The alternative to the persecutor is the challenger (or truth-teller) who, instead of intimidating and humiliating, lovingly facilitates others to see crucial realities. And the rescuer is encouraged to become a teacher who, rather than allowing a victim to become dependent, sees others as capable of solving their own problems, helping them through questions rather than lectures to examine goals and whether. Focus on the consequences of your choices.

However, if a client appears and is involved in a given drama triangle – for example, as a victim – the therapist needs to be very talented. But he cannot also assume the alternative conditions of this disease, that is, he cannot become a persecutor or a rescuer. Behold, one remains sick when one chooses any of the three roles in the dramatic triangle.

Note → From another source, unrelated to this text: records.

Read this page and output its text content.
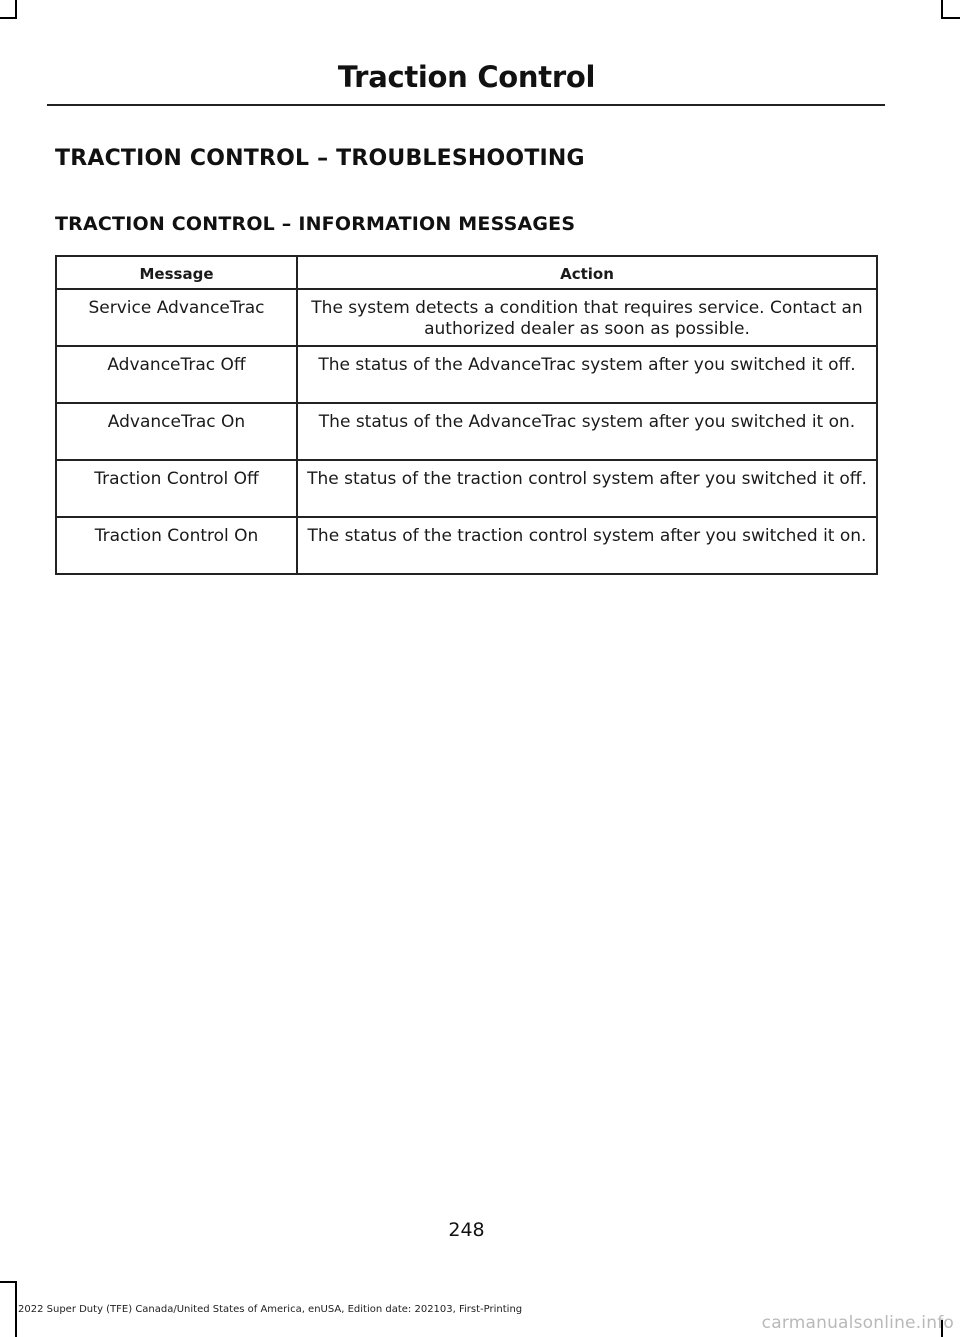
Traction Control
TRACTION CONTROL – TROUBLESHOOTING
TRACTION CONTROL – INFORMATION MESSAGES
Message	Action
Service AdvanceTrac	The system detects a condition that requires service. Contact an authorized dealer as soon as possible.
AdvanceTrac Off	The status of the AdvanceTrac system after you switched it off.
AdvanceTrac On	The status of the AdvanceTrac system after you switched it on.
Traction Control Off	The status of the traction control system after you switched it off.
Traction Control On	The status of the traction control system after you switched it on.
248
2022 Super Duty (TFE) Canada/United States of America, enUSA, Edition date: 202103, First-Printing
carmanualsonline.info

It is difficult to predict what will happen in North American society. As noted at the beginning of this article, only a small minority of those millions of Americans who are horrified by Donald Trump and his worshipers recognize this as symptoms of a sick society. Only a small minority see that the increasing alienation and automation in American society, in the words of Erich Fromm, “leads to increasing insanity.” There are few who see that “life like this has no meaning”, that there is no joy, that there is no faith, that there is no good reality. Everyone seems 'happy', but they don't feel, they don't reason, they don't love.”

Insane societies, devoid of reason and love, submit to authoritarians and their henchmen, who can be quite intelligent. However, even if they are obtuse, they may be more or less capable of causing great damage. In the past, Americans, at least relative to Europeans, have been relatively luckier in this regard. But it's insane to believe that this luck will last forever.

*Bruce E. Levine is a clinical psychologist. Author, among other books, of A profession without reason: the crisis of contemporary psychiatry (AK Press).

Translation: Eleutério F. s. Meadow.